Distance vs Time???


Training for my first half marathon in May and wondering if anyone could give me some advice re: my training plan - is it better to train by distance or by time?

As it's my first 1/2 I'm not bothered about an outstanding time (I'll worry about that the next time!), I just want to get round the course in on piece.

Varying advice from training plans as some have you concentrating on increasing mileage and some have you increasing time but give no indication of distance you should be covering...

 Any help or advice would be much appriciated? 



PS: Currently running a 10k in approx 56mins


  • stutyrstutyr ✭✭✭
    There isn't a definitive answer as the best approach depends on the individual. However based on what you've said you may be better off looking at it from a time perspective.
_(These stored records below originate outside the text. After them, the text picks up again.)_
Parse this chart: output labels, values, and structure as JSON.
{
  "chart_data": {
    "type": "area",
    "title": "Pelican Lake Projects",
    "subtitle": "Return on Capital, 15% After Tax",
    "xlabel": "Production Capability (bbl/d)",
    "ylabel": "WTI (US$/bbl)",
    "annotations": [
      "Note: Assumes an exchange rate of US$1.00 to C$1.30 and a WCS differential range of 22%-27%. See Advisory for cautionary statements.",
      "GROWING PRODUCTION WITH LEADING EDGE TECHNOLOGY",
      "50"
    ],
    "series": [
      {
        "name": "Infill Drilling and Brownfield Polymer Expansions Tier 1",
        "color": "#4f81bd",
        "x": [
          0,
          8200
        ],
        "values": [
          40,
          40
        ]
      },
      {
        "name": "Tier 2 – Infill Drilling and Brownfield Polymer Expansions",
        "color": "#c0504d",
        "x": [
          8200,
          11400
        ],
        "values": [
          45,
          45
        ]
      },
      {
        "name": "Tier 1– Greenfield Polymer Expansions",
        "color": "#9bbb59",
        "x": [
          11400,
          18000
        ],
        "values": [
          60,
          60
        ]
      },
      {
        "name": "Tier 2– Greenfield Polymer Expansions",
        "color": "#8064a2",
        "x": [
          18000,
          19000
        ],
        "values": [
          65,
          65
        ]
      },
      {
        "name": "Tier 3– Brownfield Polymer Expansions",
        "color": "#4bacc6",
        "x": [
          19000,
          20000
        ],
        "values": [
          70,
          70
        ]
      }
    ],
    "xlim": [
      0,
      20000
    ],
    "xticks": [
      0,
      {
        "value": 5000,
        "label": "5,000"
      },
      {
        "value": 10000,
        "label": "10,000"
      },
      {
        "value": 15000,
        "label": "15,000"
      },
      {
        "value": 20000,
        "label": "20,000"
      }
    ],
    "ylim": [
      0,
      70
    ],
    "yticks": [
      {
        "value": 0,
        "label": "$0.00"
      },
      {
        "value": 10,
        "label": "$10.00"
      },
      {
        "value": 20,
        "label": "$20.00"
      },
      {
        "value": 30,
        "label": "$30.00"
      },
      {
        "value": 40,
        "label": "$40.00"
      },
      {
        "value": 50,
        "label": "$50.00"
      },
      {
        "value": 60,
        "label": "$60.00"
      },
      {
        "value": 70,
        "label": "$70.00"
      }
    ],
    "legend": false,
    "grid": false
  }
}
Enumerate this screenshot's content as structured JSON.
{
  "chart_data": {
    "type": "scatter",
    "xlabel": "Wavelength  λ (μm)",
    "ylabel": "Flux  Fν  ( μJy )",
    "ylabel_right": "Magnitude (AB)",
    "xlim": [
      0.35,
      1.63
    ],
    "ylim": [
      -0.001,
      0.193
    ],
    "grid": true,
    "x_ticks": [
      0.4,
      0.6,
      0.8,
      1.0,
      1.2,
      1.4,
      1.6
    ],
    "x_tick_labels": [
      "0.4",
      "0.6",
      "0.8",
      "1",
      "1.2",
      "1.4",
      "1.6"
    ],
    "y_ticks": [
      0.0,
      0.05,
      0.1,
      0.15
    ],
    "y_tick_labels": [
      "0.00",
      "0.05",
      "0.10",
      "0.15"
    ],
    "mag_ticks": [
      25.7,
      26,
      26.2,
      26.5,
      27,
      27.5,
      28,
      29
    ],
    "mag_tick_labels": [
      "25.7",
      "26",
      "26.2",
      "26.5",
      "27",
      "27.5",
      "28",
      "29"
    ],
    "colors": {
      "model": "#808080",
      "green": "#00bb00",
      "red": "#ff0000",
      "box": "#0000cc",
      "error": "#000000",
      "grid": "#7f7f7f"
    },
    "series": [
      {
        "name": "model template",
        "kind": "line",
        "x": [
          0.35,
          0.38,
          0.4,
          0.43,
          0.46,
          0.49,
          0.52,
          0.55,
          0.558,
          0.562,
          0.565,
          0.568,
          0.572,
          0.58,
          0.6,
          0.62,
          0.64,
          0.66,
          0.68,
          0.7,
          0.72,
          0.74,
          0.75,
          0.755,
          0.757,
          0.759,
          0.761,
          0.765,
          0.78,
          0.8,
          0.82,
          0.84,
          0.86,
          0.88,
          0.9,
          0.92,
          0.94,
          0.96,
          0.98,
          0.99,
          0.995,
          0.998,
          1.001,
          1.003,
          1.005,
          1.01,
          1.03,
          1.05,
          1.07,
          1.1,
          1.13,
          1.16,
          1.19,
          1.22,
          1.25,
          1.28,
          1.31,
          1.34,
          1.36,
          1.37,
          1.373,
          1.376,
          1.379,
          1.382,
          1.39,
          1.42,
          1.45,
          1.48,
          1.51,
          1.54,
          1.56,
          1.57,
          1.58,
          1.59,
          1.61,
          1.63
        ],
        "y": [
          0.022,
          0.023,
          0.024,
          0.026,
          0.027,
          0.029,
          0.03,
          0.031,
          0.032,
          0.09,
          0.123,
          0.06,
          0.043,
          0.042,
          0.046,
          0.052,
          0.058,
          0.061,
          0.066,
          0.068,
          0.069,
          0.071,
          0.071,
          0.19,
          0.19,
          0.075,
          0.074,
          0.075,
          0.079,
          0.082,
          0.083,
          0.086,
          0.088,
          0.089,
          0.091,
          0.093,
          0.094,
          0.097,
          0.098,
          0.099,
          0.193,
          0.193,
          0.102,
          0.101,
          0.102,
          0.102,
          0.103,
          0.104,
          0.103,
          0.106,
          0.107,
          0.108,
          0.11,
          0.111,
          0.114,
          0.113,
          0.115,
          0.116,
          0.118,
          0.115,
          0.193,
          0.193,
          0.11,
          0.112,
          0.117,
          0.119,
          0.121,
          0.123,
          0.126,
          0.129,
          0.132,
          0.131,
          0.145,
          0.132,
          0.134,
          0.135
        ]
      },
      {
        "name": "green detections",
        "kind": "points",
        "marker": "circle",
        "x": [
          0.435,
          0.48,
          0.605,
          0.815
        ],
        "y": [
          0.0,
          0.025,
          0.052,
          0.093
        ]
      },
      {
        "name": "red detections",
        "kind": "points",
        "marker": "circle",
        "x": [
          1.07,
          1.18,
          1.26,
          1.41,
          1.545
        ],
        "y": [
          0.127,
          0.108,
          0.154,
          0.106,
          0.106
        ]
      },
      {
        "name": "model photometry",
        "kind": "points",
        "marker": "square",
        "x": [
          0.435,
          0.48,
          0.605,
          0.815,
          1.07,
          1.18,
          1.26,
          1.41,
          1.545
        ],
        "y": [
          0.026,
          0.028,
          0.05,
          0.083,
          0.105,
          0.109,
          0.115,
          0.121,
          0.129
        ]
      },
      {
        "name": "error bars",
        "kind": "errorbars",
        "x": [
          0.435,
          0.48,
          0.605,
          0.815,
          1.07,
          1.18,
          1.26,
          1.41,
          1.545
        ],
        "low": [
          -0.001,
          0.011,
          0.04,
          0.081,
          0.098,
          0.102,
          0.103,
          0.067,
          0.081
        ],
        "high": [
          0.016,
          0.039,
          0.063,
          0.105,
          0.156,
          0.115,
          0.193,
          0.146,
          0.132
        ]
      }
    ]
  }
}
    Based on your 10k time, you'll be looking at roughly two hours to complete the half marathon. Therefore you want to get your body used to being on your feet for that length of time. If you do a training run of two hours at an easy pace, you may only cover ten miles but this doesn't matter - the important thing is your body has experienced two continuous hours of high activity and will adapt to cope with it.

  • For my first half I had a similar 10k time and my 1st half I did it in a massive 2hrs 45mins!! This was a complete shock as I'd expected about 2:15.

    In my training I hadn't done much running over 1:45mins and deteriorated quite badly from this in the run, oh and going off too quickly. My advice is run up to and beyond your target distance at least twice. FWIW my PB for halfs is 2:12 and for 10K is 52mins, just can't seem to improve them image
  • For my first half I'd gone no further than 10 miles in training and the last 2 really really hurt. Since then I've run overdistance at least once in the month/6 weeks before, and I think it's helped no end.

    As to if you train based on time or distance, I would say that has to boil down to what suits you. I find it easier to plot a route and run a distance than I do to have enough flexibility to run to a time. Running with a deadline always leaves me feeling under pressure - and then I tend to go faster than might be comfortable. But it might suit you.

    Whichever you choose, I would make sure that you're gone close to, if not over the distance or have a run of longer time you expect the half to take, then you're prepared.

  • Personally I find it mentally easier to run to distance rather than time, I've just always done it that way. There seem to be mixed reports as to which is better, but personally I think in terms of distance so would probably push to get to the distance I wanted antway if I tried to do to time. 

  • If you're new, or fairly new to running, then I'd also say concentrate on time on feet.  If you're following a plan, your runs should be of increasing lengths of time but if you're not following a plan, then ensure you increase gradually and every 4 weeks, have a cut back to allow yourself to recover, then pick up again for the next four weeks. 

  • My best ever season I did the first half of the season of distance - all the base work, and then the season's training to time, sessions included as I didn't have a track or any way of measuring distance. I'm a big believer that should do some work, including quality work, off time as well as distance - if you always run a set distance, you work of preconceived ideas about pacing and timing. If you just run until the watch bleeps you may well find when you go back to the distance you have been running it quicker.